Why my website logs were making me suspicious
My SFragments website (where I write about science fiction conventions I've been to and authors I've met) runs Geeklog content management system (though to call it a content management system may be too pompous; it's more like a group blogging system). Every article, or a blog entry if you will, has a "Mail story to a friend" button. By clicking this button, a user is taken to a page where he or she has to enter his own and recipient's email addresses and an optional "personalized" message, then click a button "Send message", which would email this article to the recipient.
Every time a user clicks on something in my website, the HTTP request sent by the user's browser is logged in my website's logs. So when a user goes to "Mail story to a friend" page, it will show up in the logs. And for a few days last week the logs have been showing me that there had been quite a few attempts to email some of my articles -- over 10 attempts per article, ~ 50 attempts a day. No way is my web site so popular that people would be emailing my articles by the dozen. Any time I see high numbers of anything in my logs, my first thought is, spammers. More so because I've already had a problem in the past with my website being flooded with comment spam, of which I wrote in this post. I disabled comments, but I think spammers are ingenious enough to exploit other ways of abuse.
Here is what I suspect spammers were doing
What I suspect they were doing is running a program that accesses the "Mail story to a friend" page, fills in the sender and recipient addresses, fills in the personalized message field with spam content, and clicks the "Send message" button. It all can be done by a script, with no human effort. That way they may be tricking my Geeklog system into sending out spam. Two advantages of this method are that (1) the spammers are not risking that their ISP will shut them down, because the mail is not originating at their ISP; and (2) since the spam message is attached to my article, it has a chance of fooling the spam filters, because the bulk of the text -- my article -- would not appear as spam to spam filters. I've heard that one of the ways to trick Bayesian filters is to mix in spam with huge chunks of "legitimate" text.
I wasn't sure, and still am not sure if that's what was really happening, because the volume of emailing -- ~ 50 messages a day -- was been a bit too low for what you would expect from a spammer. AFAIK, spammers send out ~ 5 MILLION messages a day. At the same time, the volume I'm seeing was a bit too high for "legitimate" users. So I said in my other blog.
Then a blogger Zerolove left this comment:
Could be using multiple Geeklogs!
I use Razor2 and DCC (Distributed CheckSum) to find spam that passes bayesian filtering. If I see that your post was to x number of other users I would block it. So by using multiple Geeklogs it would be coming from multiple IP's there for not only passing Bayes but also passing Razor and DCC. So if they use 100 websites x50 emails each it would add up!
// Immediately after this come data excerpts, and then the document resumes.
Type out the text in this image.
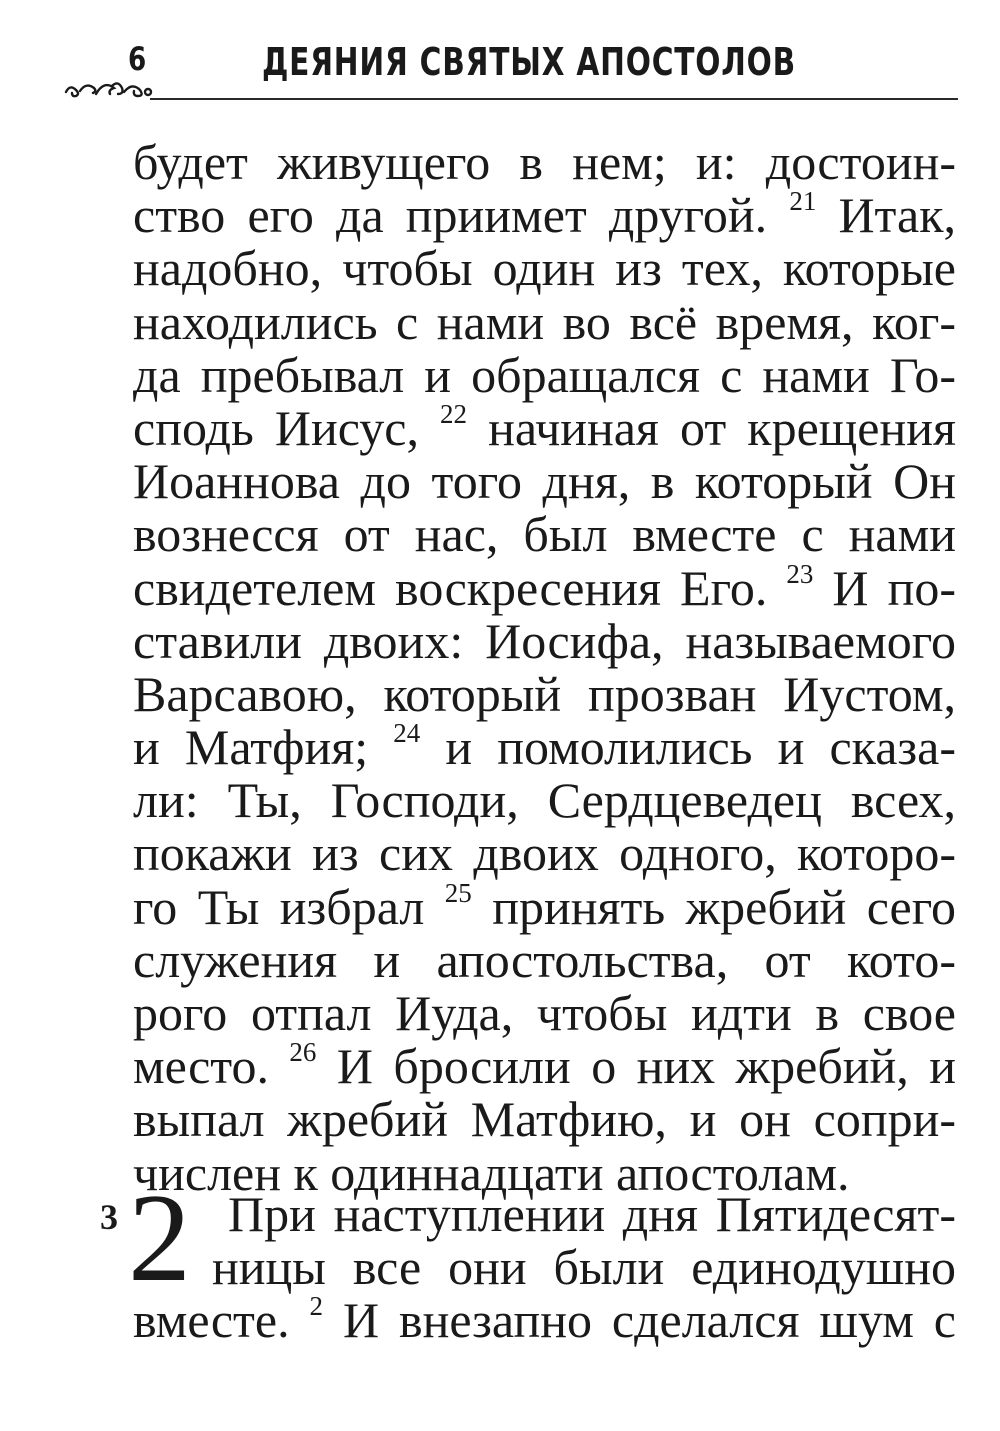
6	ДЕЯНИЯ СВЯТЫХ АПОСТОЛОВ
будет живущего в нем; и: достоин-
ство его да приимет другой. $^{21}$ Итак,
надобно, чтобы один из тех, которые
находились с нами во всё время, ког-
да пребывал и обращался с нами Го-
сподь Иисус, $^{22}$ начиная от крещения
Иоаннова до того дня, в который Он
вознесся от нас, был вместе с нами
свидетелем воскресения Его. $^{23}$ И по-
ставили двоих: Иосифа, называемого
Варсавою, который прозван Иустом,
и Матфия; $^{24}$ и помолились и сказа-
ли: Ты, Господи, Сердцеведец всех,
покажи из сих двоих одного, которо-
го Ты избрал $^{25}$ принять жребий сего
служения и апостольства, от кото-
рого отпал Иуда, чтобы идти в свое
место. $^{26}$ И бросили о них жребий, и
выпал жребий Матфию, и он сопри-
числен к одиннадцати апостолам.
3 2 При наступлении дня Пятидесят-
ницы все они были единодушно
вместе. $^2$ И внезапно сделался шум с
That's an even better reason to disable the "Mail story to a friend" feature, and I did so. (To be fair, the flurry of emailed stories in the logs was a one-time occurrence -- I watched the logs for about a week before disabling this feature, and I didn't notice it again.) But I decided to be on the safe side.
In any case, I can't think of a more useless feature a content management system may have. Does anyone ever use them? I mean, not on my site, but in general? When people want to forward me something interesting, they just copy and paste the link in the email message. I never got stories forwarded to me by way of "Mail this story" feature. So I conclude it is one of those things that perfectly illustrate the law of unintended (and in this case, ironic) consequences: a thing that's only marginally useful to its intended users is widely open to abuse.